Also similar to results obtained in laypersons, perceived harms were much less predictive of decisions [17]. It is possible that in the context of prevention and early detection benefits generally receive more weight than harms [17]. However, this should be investigated in more detail because in the current study little emphasis was placed on harms (i.e., harms from overdiagnosis were not directly discussed or quantified but had to be inferred, and false positive tests were not mentioned) and the perceptions of harm were generally very low, which may be the reason why they did not emerge as a significant predictor of recommendations.

Limitations and future directions

Whereas the current results show that numeracy and better statistical knowledge can help counteract the detrimental effects of previous beliefs, science literacy did not emerge as an important factor. However, the scale used in the current research was brief and also easy for the surveyed population. Future research should investigate the role of science literacy using more appropriate and elaborate instruments.

Similarly, the patient demand manipulation did not show the expected effect on recommendations.

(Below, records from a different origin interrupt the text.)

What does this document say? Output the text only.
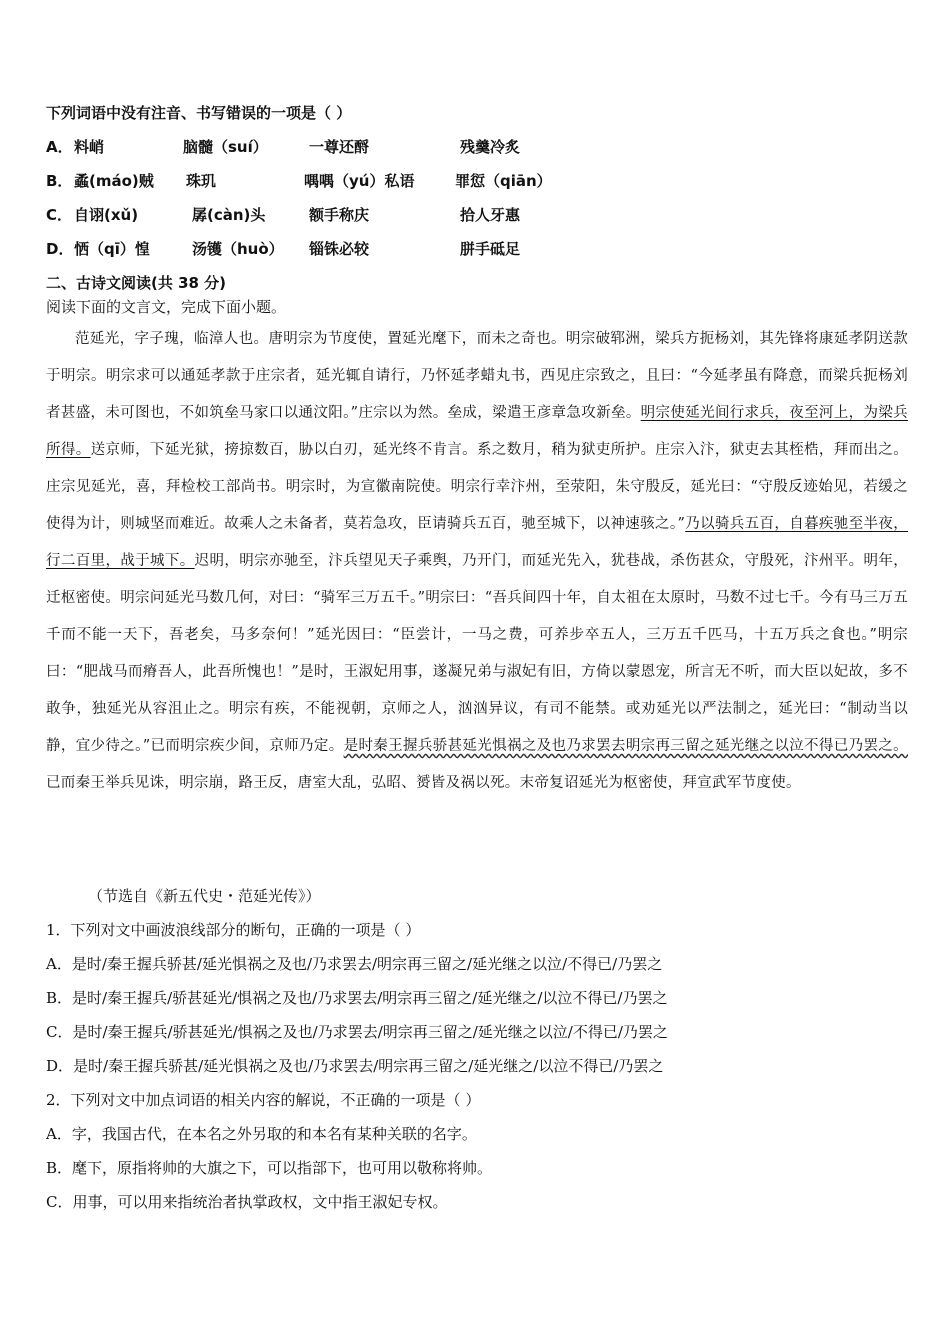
下列词语中没有注音、书写错误的一项是（ ）
A． 料峭	脑髓（suí）	一尊还酹	残羹冷炙
B． 蟊(máo)贼 珠玑	喁喁（yú）私语	罪愆（qiān）
C． 自诩(xǔ)	孱(càn)头	额手称庆	拾人牙惠
D． 恓（qī）惶	汤镬（huò） 锱铢必较	胼手砥足
二、古诗文阅读(共 38 分)
阅读下面的文言文，完成下面小题。
范延光，字子瑰，临漳人也。唐明宗为节度使，置延光麾下，而未之奇也。明宗破郓洲，梁兵方扼杨刘，其先锋将康延孝阴送款于明宗。明宗求可以通延孝款于庄宗者，延光辄自请行，乃怀延孝蜡丸书，西见庄宗致之，且曰：“今延孝虽有降意，而梁兵扼杨刘者甚盛，未可图也，不如筑垒马家口以通汶阳。”庄宗以为然。垒成，梁遣王彦章急攻新垒。明宗使延光间行求兵，夜至河上，为梁兵所得。送京师，下延光狱，搒掠数百，胁以白刃，延光终不肯言。系之数月，稍为狱吏所护。庄宗入汴，狱吏去其桎梏，拜而出之。庄宗见延光，喜，拜检校工部尚书。明宗时，为宣徽南院使。明宗行幸汴州，至荥阳，朱守殷反，延光曰：“守殷反迹始见，若缓之使得为计，则城坚而难近。故乘人之未备者，莫若急攻，臣请骑兵五百，驰至城下，以神速骇之。”乃以骑兵五百，自暮疾驰至半夜，行二百里，战于城下。迟明，明宗亦驰至，汴兵望见天子乘舆，乃开门，而延光先入，犹巷战，杀伤甚众，守殷死，汴州平。明年，迁枢密使。明宗问延光马数几何，对曰：“骑军三万五千。”明宗曰：“吾兵间四十年，自太祖在太原时，马数不过七千。今有马三万五千而不能一天下，吾老矣，马多奈何！”延光因曰：“臣尝计，一马之费，可养步卒五人，三万五千匹马，十五万兵之食也。”明宗曰：“肥战马而瘠吾人，此吾所愧也！”是时，王淑妃用事，遂凝兄弟与淑妃有旧，方倚以蒙恩宠，所言无不听，而大臣以妃故，多不敢争，独延光从容沮止之。明宗有疾，不能视朝，京师之人，汹汹异议，有司不能禁。或劝延光以严法制之，延光曰：“制动当以静，宜少待之。”已而明宗疾少间，京师乃定。是时秦王握兵骄甚延光惧祸之及也乃求罢去明宗再三留之延光继之以泣不得已乃罢之。已而秦王举兵见诛，明宗崩，路王反，唐室大乱，弘昭、赟皆及祸以死。末帝复诏延光为枢密使，拜宣武军节度使。
（节选自《新五代史・范延光传》）
1．下列对文中画波浪线部分的断句，正确的一项是（ ）
A．是时/秦王握兵骄甚/延光惧祸之及也/乃求罢去/明宗再三留之/延光继之以泣/不得已/乃罢之
B．是时/秦王握兵/骄甚延光/惧祸之及也/乃求罢去/明宗再三留之/延光继之/以泣不得已/乃罢之
C．是时/秦王握兵/骄甚延光/惧祸之及也/乃求罢去/明宗再三留之/延光继之以泣/不得已/乃罢之
D．是时/秦王握兵骄甚/延光惧祸之及也/乃求罢去/明宗再三留之/延光继之/以泣不得已/乃罢之
2．下列对文中加点词语的相关内容的解说，不正确的一项是（ ）
A．字，我国古代，在本名之外另取的和本名有某种关联的名字。
B．麾下，原指将帅的大旗之下，可以指部下，也可用以敬称将帅。
C．用事，可以用来指统治者执掌政权，文中指王淑妃专权。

On one hand, it is possible that the manipulation was not strong enough to produce an effect–in the demand condition the patient was said to want to undergo the screening but nevertheless requested the physician’s opinion. On the other hand, patient demand may not be important among inexperienced physicians in artificial scenarios. However, it is often mentioned by physicians themselves as a determining factor and thus is likely highly important in real clinical situations [3337].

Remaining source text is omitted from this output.